What's happening: "The trends in China show their investments seem to be paying off in terms of the quantity and quality of graduates," says co-author Remco Zwetsloot of CSET.
By the numbers: The authors project Chinese universities will award more than 77,000 STEM Ph.D. degrees per year by 2025 versus about 40,000 in the U.S.
If international students studying at American institutions weren't included in the U.S. data, "Chinese STEM Ph.D. graduates would outnumber their U.S. counterparts more than 3-to-1."
Between the lines: The quality of doctoral education in China — which has been a concern in the past — also appears to be improving, according to the report.
About 45% of Ph.D.s awarded are from the country's 42 most elite institutions (36 of which are ranked in the top 500 universities in the world) versus about 20% from local or privately administered universities where standards tend to be lower.
The number of students entering Ph.D. programs at universities run by China's central ministries and agencies rose about 34% — from 59,039 to 79,031 — between 2015 and 2019.
Caveat: These Ph.D.s aren't STEM specific, but the authors note about 80% of Chinese doctoral graduates are in science and engineering disciplines.
What to watch: "If you squint past 2025, we don’t see a reason why we should expect a slow down if [China] continues investing at the scale they have been," Zwetsloot says.
"If this continues, there seems to be no way the U.S. can continue competing with China on the talent front without immigration reform. It is just a numbers game," he says, adding a key question is whether international Ph.D. graduates are able to stay and work in the U.S.

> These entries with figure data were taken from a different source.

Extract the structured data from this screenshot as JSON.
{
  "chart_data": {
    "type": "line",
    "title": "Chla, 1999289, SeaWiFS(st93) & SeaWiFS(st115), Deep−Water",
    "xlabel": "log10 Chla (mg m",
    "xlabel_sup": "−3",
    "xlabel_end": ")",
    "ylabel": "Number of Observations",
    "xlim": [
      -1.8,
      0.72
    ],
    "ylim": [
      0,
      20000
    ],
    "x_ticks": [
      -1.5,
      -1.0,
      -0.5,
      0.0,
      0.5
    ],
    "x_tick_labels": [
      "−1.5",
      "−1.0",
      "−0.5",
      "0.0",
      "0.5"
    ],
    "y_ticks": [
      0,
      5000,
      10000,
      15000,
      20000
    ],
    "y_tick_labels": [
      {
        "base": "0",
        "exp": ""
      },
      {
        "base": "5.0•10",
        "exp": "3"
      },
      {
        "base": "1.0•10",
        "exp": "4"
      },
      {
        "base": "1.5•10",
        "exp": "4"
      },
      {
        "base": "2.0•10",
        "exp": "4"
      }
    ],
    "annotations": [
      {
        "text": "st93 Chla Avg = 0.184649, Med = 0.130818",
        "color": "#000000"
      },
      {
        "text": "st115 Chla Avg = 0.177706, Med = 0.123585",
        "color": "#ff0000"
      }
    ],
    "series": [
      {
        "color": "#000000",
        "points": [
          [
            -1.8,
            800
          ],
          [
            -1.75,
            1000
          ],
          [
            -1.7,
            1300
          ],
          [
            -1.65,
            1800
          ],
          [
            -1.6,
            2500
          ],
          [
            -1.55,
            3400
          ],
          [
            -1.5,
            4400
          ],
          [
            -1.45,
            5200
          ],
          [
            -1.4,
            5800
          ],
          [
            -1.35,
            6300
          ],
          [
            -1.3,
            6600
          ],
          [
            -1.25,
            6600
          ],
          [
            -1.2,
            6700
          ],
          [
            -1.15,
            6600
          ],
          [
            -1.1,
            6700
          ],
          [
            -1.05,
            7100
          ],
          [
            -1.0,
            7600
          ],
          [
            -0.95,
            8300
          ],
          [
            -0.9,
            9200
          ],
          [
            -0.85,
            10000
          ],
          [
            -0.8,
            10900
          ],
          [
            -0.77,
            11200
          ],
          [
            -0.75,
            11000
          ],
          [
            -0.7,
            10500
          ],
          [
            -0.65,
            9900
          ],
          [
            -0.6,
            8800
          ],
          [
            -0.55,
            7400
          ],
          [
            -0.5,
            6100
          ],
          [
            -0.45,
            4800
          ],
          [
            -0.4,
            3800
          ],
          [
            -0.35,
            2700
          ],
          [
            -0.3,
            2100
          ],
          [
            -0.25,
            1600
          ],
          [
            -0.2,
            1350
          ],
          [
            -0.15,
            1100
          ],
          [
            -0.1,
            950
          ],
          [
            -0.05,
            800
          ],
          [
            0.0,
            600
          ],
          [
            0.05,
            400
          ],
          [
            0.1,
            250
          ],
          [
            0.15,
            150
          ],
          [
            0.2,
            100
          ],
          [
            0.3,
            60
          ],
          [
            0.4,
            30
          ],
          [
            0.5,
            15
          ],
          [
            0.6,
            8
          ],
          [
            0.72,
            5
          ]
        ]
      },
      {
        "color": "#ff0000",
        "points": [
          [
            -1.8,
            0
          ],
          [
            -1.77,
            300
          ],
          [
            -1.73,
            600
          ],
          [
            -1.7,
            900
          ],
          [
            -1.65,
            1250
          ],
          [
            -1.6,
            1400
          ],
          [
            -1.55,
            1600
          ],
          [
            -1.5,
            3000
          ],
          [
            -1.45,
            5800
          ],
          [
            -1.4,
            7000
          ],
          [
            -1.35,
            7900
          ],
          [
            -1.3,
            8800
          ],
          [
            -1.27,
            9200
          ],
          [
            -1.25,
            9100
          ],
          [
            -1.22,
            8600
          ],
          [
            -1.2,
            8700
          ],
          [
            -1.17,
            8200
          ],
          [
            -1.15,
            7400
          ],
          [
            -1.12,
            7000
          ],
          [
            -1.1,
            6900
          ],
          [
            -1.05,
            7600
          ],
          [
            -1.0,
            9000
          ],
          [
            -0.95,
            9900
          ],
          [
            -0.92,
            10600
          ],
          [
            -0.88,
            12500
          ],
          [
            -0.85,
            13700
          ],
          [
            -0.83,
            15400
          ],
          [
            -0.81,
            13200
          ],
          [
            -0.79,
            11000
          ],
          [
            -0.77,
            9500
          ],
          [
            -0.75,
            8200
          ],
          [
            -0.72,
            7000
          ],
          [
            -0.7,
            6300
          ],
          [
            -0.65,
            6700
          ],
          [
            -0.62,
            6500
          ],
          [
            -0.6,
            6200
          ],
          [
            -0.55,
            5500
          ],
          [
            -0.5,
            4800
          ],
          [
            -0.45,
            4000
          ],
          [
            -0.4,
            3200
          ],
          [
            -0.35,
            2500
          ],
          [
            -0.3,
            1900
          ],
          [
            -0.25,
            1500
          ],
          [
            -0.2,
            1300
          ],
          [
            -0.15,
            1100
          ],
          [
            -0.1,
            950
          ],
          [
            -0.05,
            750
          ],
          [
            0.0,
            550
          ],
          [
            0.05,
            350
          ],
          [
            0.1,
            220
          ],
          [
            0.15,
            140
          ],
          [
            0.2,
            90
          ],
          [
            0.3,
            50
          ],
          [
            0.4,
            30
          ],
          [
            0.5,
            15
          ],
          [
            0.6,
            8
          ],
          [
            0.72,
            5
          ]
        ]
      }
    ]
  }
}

Historically, they have. But COVID backlogs, caps on green cards for international STEM graduates, and other factors could decrease international enrollment and lower stay rates among international graduates, Zwetsloot says.
Opponents to reform argue American workers lose out on jobs, but research suggests foreign-born STEM workers increase opportunities, salaries and innovation.
"The only thing the U.S. has that China doesn’t seem to replicate easily is the ability to attract and retain international talent whether through universities or through the labor market," Zwetsloot says.